There was talk of Kota Ibushi, but he’s got a herniated disc and I don’t see the natural cross-over fit. There was curious talk of Go Shiozaki, but Shiozaki is not a major name and he frankly has zero business leverage with any combat sports organization. After Misawa died, bad booking and development buried Shiozaki into a permanent glass ceiling situation.
That leaves you with Kazushi Sakuraba vs. Shinya Aoki and Aoki vs. Montanha Silva. The public may slightly care about the first fight but care less about the second fight.
Second, money. There are three plausible scenarios on the TV front: 1) Fuji TV is putting up a small amount of cash, 2) they’re doing a barter deal with Sakakibara, or 3) Sakakibara may be paying a small amount. Fuji TV is still scarred by what happened with PRIDE. There was talk about Rizin and the TV network ensuring protocols in place that Rizin would not do business with the dark side. Even with Fuji TV working again with Sakakibara, I cannot see the network in its current state risking a lot to chase a pipe dream like reviving MMA.
Three, big names. It takes a lot of cash to develop prospects over time to make them into household names in Japan. If you’re having to rely on Sakuraba or Akebono, it’s not enough to open the window for old fans to come back through let alone create new fans who are wondering what this MMA thing is. A decade is a long time to be away from the main stage.
The smarter play would have been to go through the pro-wrestling route and try to revive UWF, then turn-key it into an MMA project. By going through the PRIDE/DREAM route, you’re risking more money with fewer promoter-friendly parts to work with.
Even when Antonio Inoki was loading big New Japan cards in the 1970s and early 80s with foreigners like Ali, Hansen, Andre, and Dusty Rhodes, there was still an ability to sell some Japanese names on the cards who would turn out to be pretty serious draws (Fujinami, Sakaguchi, Choshu). There is no one available for Rizin who is Inoki-level, let alone Fujinami-level to build around.

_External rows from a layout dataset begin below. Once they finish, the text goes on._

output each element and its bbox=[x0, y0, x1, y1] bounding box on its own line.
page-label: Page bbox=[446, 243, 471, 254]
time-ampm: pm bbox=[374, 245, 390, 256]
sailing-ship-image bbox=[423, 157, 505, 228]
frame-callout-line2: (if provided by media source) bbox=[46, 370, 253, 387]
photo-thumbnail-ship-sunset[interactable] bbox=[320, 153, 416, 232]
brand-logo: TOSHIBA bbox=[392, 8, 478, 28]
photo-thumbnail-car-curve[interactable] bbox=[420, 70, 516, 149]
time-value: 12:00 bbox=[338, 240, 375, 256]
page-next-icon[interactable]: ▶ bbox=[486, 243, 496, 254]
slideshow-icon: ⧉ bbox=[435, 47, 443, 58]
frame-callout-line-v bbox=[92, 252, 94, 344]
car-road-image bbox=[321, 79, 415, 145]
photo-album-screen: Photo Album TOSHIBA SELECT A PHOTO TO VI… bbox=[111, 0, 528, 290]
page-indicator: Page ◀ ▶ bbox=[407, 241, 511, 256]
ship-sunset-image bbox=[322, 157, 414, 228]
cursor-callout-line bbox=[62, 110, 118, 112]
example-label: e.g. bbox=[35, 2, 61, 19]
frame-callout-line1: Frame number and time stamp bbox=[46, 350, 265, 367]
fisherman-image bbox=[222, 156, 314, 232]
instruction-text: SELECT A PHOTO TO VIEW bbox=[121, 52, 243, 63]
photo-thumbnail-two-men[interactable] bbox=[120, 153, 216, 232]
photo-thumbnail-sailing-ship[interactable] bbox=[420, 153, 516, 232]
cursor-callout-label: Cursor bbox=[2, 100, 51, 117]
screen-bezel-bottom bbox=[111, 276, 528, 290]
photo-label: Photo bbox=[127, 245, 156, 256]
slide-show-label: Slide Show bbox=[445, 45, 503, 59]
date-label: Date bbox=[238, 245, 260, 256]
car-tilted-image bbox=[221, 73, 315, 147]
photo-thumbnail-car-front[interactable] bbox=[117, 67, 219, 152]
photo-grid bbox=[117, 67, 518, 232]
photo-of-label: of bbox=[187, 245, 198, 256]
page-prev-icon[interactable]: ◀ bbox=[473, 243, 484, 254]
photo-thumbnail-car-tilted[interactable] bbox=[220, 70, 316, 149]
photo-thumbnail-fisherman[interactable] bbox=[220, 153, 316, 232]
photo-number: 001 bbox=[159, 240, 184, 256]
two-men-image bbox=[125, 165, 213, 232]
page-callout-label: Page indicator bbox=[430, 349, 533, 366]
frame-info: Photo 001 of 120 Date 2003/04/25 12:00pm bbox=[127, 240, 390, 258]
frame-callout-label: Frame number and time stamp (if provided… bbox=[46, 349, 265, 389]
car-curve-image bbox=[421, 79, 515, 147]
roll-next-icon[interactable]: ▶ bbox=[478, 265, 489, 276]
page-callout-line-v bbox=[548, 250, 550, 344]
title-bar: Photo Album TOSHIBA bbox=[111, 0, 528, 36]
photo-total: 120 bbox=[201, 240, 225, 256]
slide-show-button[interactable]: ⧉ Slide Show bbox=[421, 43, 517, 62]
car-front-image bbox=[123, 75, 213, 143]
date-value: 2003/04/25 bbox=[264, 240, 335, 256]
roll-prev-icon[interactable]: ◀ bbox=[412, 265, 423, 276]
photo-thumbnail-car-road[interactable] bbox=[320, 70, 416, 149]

If you are hoping to appeal to big-name sponsors for a NYE show, the preparations usually begin during late August to book big names so that by October you have something to pitch to ad agencies like Dentsu to bring in the big bucks. PRIDE paid $5 million bucks for Hidehiko Yoshida vs. Naoya Ogawa and that turned to be a monster fight in PRIDE’s history. We’re in early November and I don’t see the major names on tap that could attract 10 million viewers on NYE. At this point, 7 million viewers would be an accomplishment. Better to set the bar low than to raise expectation levels from the past.